Il bambino è adorabile.
- Ottimo", ha detto, cambiando immediatamente lo scenario. - Sarò lì alle otto.
Si girò e se ne andò.
La parte più difficile della giornata è stata parlare con mia madre. Convincere questa donna che stai bene è estremamente difficile. So che lo fa per amore, ma quante cose succedono, anche se in parte la capisco.
Lei si preoccupa e io non ho il diritto di dirle di smettere di farlo. È mia madre, la persona a me più cara.
- Dasha, come mai? - Per l'ennesima volta continuò a ripetere. - Tua madre si è ammalata, chi è lei, ma anche tu puoi ammalarti a causa di un programma del genere. Sei un cavallo da sella?
- Andiamo, signora. Non posso dire: "Scusa, Aliena, ma vado a casa".
Naturalmente non volevo mentirle, ma per qualche motivo sentivo che c'era qualcuno di cui avere paura. Quest'uomo potrebbe anche non aver parlato per farmi tremare. E poi c'era lo sguardo nei suoi occhi e il cipiglio sulle sue sopracciglia... Uff, ora non me lo ricorderò più.
Alla fine mia madre, dopo aver gridato contro tutti e tutto, contro le leggi e la spregiudicatezza umana, si è un po' rassegnata, ma ha detto che se non fossi tornata domani, sarebbe venuta a prendermi di persona.
"E davvero, per quanto tempo dovrò stare seduto qui?".
Lydia Viktorovna mi stava aiutando. E se lei stessa era impegnata, le ragazze venivano ad aiutarla, ma per sicurezza cercavo di stare io stessa con il bambino. Non si può mai sapere a che ora arriverà questo... uomo.

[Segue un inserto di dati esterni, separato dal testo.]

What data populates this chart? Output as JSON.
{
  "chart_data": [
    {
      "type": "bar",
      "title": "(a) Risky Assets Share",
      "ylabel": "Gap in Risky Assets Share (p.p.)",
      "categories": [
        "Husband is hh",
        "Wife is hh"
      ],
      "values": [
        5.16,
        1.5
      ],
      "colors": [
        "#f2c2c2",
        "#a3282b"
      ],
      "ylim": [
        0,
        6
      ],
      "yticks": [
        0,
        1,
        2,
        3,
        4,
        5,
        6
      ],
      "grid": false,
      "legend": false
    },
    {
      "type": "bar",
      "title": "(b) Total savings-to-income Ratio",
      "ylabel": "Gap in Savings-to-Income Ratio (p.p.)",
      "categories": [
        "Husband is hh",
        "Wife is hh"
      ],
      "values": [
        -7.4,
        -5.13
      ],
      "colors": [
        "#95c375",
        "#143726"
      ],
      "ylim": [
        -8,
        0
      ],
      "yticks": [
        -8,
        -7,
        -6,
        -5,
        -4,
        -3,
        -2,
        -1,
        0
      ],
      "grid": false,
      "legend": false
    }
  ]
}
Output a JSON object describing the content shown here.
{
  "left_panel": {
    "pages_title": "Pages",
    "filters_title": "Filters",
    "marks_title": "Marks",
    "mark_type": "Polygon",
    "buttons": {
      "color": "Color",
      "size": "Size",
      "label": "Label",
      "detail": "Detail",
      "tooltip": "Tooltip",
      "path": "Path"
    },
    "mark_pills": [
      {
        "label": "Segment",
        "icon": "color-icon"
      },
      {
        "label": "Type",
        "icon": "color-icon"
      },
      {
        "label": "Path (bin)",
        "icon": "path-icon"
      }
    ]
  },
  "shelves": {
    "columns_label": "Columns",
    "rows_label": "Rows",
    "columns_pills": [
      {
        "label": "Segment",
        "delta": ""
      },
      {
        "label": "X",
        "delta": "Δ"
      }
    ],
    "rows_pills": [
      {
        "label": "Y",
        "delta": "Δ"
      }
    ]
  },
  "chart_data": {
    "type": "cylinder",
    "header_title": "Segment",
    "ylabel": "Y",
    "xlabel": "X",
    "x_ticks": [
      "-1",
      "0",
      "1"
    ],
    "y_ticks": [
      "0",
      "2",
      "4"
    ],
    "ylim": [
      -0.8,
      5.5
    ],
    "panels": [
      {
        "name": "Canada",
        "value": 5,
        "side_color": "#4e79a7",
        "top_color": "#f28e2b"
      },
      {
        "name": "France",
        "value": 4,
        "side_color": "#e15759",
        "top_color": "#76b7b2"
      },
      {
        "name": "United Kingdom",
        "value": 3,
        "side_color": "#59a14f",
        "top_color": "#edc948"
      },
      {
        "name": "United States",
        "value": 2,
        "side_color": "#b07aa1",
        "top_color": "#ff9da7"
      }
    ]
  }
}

Verso sera, quando ho messo a letto Ramil, tra l'altro, naturalmente mi piaceva tanto il nome. Così gentile e bella. Anche se l'uomo stesso aveva un nome insolito. Comunque, alle otto non c'era nessuno. Il bambino ha avuto il tempo di svegliarsi e abbiamo iniziato a giocare con lui. Alle nove ha mangiato, il livello di attività è diminuito e siamo andati a fare una nuotata. Dopo di che, il piccolo si è addormentato profondamente entro le dieci.
Guardai l'orologio che segnava quasi le undici, misi via il libro e andai a prendere le mie cose per farmi una doccia e andare a letto da sola, perché erano passate tre ore e non riuscivo a vedere né a sentire mio padre.
Ho portato con me la solita Radio Nanny e ho iniziato a lavare via la stanchezza della giornata.
Sono uscita dalla doccia senza asciugarmi bene i capelli, perché ho sentito il grugnito del bambino e mi sono affrettata verso l'uscita.
Mi chinai sul lettino e lo cullai di nuovo canticchiando "shh-shh-shh".
Assicurandosi che lui dormisse profondamente, si girò per andarsene e quasi urlò.
Sulla sedia a dondolo, dietro l'angolo del bagno, sedeva Dahler.
Si portò il dito alle labbra, facendo intendere che non avrei svegliato suo figlio, e si alzò dalla sedia.
Gli andai incontro e cominciai a gridare sottovoce:
- Sei impazzito? Cosa ci fai qui a quest'ora? Mi hai spaventato, inoltre stavo chiudendo la porta, che diritto hai di irrompere qui?
Sembrava che non mi ascoltasse affatto mentre continuavo a parlare. Socchiudeva gli occhi, abbassando sempre più lo sguardo.